Thanks for your contribution Restless, I find it so hard to put into words the gap between the two services, (which you've done beautifully) and yeah I agree - I think as addicts we construct all these rituals and obsessions to keep the fear/pain/anxiety at bay. I felt so odd this last summer post-methadone (felt like I was losing my mind) because I was unprepared for life without the buffer I'd used all my adult life. For a while I thought I may need ECT to reset my brain or something! Building a routine helps, which had always seemed overwhelming before. ADs certainly have been a lifesaver (didn't trust them before).

I knew a woman who was discharged from drug services because she had so many other mental health problems all co-existing together. They didn't feel they had enough expertise to treat her and may do more damage/that she may die while under their care. Thankfully a place was found somewhere else that would agree to treat her (after spending several months left to cope alone with it all).

OP posts:
KnowlWay · 30/11/2020 10:09

Thanks so much for answering all the questions. Your intelligence shines through and your writing style is wonderful. All the best for the rest of your life.

HOkieCOkie · 30/11/2020 14:08

I hope you get to volunteer soon as you’ll be amazing. Even reading this thread I can tell you’ve a lot of wisdom and help to give.

Nothing to ask but I love these threads because it’s nice to see ppl can turn their Lives around.

cactusisblooming · 01/12/2020 21:13

No questions but just want to say a massive well done OP.

Wrongsideofhistorymyarse · 19/01/2021 14:42

For you OP Flowers

My oldest friend was addicted to heroin, crack and valium at the time of her death. We'd been friends since childhood. She never received (or sought out) help to come to terms with her trauma, and took her own life at 32. We hadn't spoken for months because she'd turned on me as I wouldn't give her money. She'd be in her late 40's now.

Veevee457 · 19/01/2021 19:58

Just wanted to echo the other posters and say a massive well done OP. What a huge achievement.
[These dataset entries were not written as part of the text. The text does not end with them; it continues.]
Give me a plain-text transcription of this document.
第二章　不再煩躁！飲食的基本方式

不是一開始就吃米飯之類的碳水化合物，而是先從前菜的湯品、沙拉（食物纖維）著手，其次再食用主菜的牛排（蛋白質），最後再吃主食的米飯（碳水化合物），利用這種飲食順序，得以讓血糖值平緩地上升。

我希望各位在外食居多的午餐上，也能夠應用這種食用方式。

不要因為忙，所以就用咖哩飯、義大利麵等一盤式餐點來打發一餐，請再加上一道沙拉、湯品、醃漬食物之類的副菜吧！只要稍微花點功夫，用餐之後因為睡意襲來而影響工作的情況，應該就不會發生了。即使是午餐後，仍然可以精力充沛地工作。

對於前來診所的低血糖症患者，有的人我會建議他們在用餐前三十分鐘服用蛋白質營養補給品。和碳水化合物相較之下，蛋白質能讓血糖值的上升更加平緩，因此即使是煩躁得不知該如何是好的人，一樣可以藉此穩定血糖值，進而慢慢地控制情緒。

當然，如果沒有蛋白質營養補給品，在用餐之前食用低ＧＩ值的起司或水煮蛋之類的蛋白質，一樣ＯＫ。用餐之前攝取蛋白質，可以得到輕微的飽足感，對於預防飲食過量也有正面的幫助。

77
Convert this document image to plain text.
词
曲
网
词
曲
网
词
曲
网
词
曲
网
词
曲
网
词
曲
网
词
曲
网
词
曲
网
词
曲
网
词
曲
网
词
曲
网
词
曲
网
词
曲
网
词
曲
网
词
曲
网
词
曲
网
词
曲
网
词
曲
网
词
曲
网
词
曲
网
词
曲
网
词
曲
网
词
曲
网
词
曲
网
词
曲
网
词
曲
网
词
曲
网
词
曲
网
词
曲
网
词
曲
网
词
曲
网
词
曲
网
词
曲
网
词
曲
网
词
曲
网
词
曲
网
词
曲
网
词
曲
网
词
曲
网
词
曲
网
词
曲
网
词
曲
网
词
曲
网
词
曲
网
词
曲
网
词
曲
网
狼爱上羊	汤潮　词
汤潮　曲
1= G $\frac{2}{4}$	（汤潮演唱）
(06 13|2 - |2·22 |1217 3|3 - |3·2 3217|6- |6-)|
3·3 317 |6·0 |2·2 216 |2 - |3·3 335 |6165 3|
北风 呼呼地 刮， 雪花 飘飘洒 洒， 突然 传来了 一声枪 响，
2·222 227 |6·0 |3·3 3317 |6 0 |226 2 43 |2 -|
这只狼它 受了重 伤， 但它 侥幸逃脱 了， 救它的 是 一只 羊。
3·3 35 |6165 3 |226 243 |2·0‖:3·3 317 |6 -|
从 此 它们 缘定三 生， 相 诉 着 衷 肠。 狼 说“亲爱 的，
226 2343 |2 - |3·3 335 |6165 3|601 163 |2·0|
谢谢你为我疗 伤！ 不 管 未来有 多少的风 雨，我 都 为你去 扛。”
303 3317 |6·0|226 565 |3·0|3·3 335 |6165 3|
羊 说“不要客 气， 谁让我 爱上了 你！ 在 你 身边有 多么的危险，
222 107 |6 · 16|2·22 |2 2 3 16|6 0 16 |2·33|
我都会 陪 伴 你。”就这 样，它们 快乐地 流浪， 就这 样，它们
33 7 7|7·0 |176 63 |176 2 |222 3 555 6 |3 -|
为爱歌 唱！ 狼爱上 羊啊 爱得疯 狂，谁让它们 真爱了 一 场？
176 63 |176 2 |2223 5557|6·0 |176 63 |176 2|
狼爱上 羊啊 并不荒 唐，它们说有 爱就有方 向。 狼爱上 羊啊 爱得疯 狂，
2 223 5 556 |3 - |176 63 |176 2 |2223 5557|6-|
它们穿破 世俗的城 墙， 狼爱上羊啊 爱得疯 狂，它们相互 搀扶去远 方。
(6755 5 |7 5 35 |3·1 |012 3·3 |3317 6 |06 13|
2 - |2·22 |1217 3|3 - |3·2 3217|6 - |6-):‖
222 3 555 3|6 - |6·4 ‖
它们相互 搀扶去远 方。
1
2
I also wanted to say on the note of trauma, I'm not sure if you're aware of his work but Dr Gabor Mate is an amazing expert on addiction and trauma. His book In the Realm of Hungry Ghosts depicts the trauma addiction link so well. I genuinely believe it should be read by everyone, not just those in the field, so that society as a whole can gain more understanding, and more importantly, empathy for the addict. Best of luck for the future OP x

MissConductUS · 19/01/2021 21:26

I've no questions, just a hug and a pat on the back for you. Smile

I'm a recovering alcoholic with quite a few years of sobriety. Well done indeed.